"The Deserving" by LJ Pemberton

You meet people—I call them meat people—who think riding the bus is quirky. They’ve got so much money that we bus people should eat them, but no one’s willing to take the first bite (yet). I bet Bezos tastes like stressed pork, best slow roasted on warm charcoal. Order it from Amazon for a good laugh. A good barbeque requires cooperation though and the first rule of being bus people is don’t talk to other bus people. Not because you don’t want to know them, but because you do know them.

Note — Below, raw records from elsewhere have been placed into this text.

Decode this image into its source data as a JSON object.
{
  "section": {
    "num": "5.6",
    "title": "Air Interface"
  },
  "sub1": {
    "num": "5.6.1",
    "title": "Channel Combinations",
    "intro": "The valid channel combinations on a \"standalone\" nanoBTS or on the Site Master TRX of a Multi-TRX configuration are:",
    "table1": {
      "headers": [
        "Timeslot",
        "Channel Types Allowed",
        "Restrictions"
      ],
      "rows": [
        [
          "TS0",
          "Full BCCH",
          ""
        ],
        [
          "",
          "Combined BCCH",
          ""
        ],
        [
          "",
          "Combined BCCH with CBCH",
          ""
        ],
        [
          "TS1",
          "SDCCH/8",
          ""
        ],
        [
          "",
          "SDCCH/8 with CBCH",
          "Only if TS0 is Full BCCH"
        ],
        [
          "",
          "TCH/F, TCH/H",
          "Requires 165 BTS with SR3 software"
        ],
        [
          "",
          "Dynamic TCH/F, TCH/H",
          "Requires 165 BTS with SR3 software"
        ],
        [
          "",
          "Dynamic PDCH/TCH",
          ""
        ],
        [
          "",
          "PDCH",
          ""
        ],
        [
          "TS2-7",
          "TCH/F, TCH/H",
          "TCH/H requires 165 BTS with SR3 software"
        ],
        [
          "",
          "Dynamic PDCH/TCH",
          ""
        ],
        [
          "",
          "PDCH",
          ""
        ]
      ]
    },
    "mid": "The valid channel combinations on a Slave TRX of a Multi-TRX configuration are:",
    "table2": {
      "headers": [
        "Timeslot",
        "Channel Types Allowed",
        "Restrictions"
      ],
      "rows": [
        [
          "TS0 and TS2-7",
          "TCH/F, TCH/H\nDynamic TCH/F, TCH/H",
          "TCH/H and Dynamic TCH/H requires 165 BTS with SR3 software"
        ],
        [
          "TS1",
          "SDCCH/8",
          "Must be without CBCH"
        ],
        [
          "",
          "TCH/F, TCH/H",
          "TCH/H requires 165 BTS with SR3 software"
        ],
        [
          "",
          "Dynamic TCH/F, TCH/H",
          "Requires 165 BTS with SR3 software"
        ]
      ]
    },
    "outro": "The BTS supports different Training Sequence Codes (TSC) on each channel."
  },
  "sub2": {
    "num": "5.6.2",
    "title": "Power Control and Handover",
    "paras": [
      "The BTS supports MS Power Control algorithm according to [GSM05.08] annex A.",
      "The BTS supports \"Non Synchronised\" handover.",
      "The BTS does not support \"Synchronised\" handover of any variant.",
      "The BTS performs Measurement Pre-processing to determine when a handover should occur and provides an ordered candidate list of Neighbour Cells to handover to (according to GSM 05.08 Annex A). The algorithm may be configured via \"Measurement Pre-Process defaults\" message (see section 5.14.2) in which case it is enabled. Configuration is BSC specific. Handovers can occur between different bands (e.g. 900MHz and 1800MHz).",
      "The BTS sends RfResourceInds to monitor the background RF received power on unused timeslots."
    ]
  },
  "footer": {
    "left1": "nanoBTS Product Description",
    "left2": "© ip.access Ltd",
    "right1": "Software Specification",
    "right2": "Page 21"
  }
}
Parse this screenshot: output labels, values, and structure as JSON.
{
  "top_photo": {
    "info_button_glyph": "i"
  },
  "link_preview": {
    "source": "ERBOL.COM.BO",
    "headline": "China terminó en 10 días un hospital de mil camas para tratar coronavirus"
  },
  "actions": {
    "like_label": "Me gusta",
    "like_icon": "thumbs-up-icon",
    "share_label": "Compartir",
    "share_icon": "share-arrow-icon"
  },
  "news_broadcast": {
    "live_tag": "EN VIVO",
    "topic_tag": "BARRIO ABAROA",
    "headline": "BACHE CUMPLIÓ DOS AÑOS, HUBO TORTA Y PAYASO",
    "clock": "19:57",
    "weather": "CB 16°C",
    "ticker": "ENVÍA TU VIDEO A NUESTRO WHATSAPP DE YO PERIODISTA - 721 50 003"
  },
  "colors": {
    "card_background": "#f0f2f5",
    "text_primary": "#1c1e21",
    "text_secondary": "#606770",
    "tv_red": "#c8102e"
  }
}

You know that ache they woke up with and how it feels to walk to the stop before your body wants to admit you’re alive. You know they don’t want to talk because you don’t want to talk because we’re all going to work to be talked at and through and tonight we’re going to take the same route home without talking while we carry what’s left of our humanity to our doorsteps. Bus people don’t talk to each other because meat people make the day hurt and talking won’t fix tomorrow. 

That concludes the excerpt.